In this picture I was just a bit younger than the latest victim of adoption violence..Hyun-su. His death twisted my guts in a knot and I felt ill, chills ran down my spine. Even now when I look at my picture above I get the chills. It could have been me. I have that blank stare, the detachment, the clenched fist. Adoptees feel a visceral response to an others pain.
Why then is it so difficult to have compassion for ourselves, for our inner child that suffered just like Hyun-su.
It never ends…
It’s important we all work on our own self compassion first. For many of us that means going back to that frozen place. That place of abandonment where the other self waits, in tears, yearning for his/her mother to soothe and love.
It’s a must if we want to heal and be able to offer our compassion to others. It all goes back to our deep-seated belief systems and our belief that we are separate from each other, from the universe. We aren’t ..we are part of…If you hurt, I hurt. Collectively we all hurt. If we start being kind to ourselves, speaking with compassion and tenderness to ourselves and others, the world will indeed change.
A subtle form of Activism yet so powerful
Self-Compassion means to be fully aware and to fully BE with yourself in a deeply aware and non-judging way. As I was writing these last 8 years I have had to relive that little girls pain of the primal wound, the teens pain of rape, the adults pain of not belonging, of not knowing love. I had to sit with myself with care and concern, solitude, sensitivity, tenderness, acceptance, kindness.
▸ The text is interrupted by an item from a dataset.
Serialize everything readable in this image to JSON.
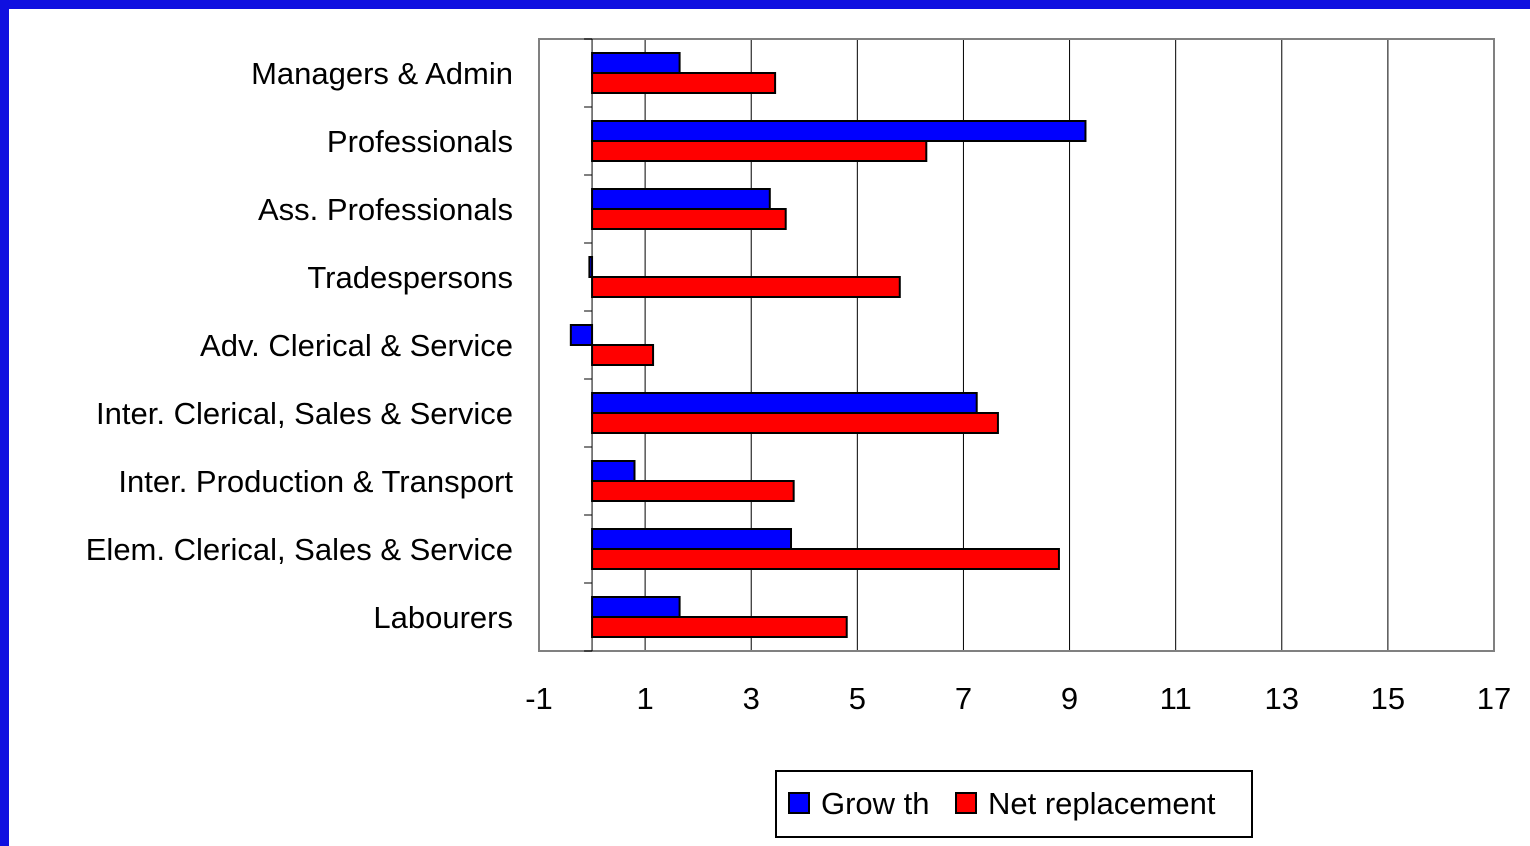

I was terrified. It was so difficult to do. I shed many tears just holding myself in that place that was so full of pain. To see myself from a place of non-judgment and feel the pain without covering it up or trying to fix it has been the most difficult journey of all.
It never ends.
At the core of every wound is a belief that we are not worthy of love. It’s a belief. Ask yourself if it’s true. Look at that little girl above. Is she not worthy of being loved. Absolutely. It’s a belief, a belief only I can change or you can change. Self compassion=change. We have the ability to change beliefs once we recognize they just aren’t true.
We all have our triggers. As described in A New Earth, our pain body carries our triggers. Any circumstance that triggers emotional pain is an opportunity to practice self compassion and sit with ourselves in tenderness on a deep level. If we sit long enough, dig deep enough we find the core shame that is buried in the rubble of beliefs. It’s an opportunity to heal…use it.
Accepting the circumstances surrounding our triggers is needed to move forward. All the should have’s, would have’s, why me’s, are a waste of energy.
Ultimately, we are responsible for everything that we’re feeling, thinking, saying, or doing..not the other person.
No, it never ends, but we can make this world a better place by telling our stories with compassion and grace. One by one.. we are doing just that. There is a shift happening, not only with our adoption system but with the world and it starts with you, with your own self compassion.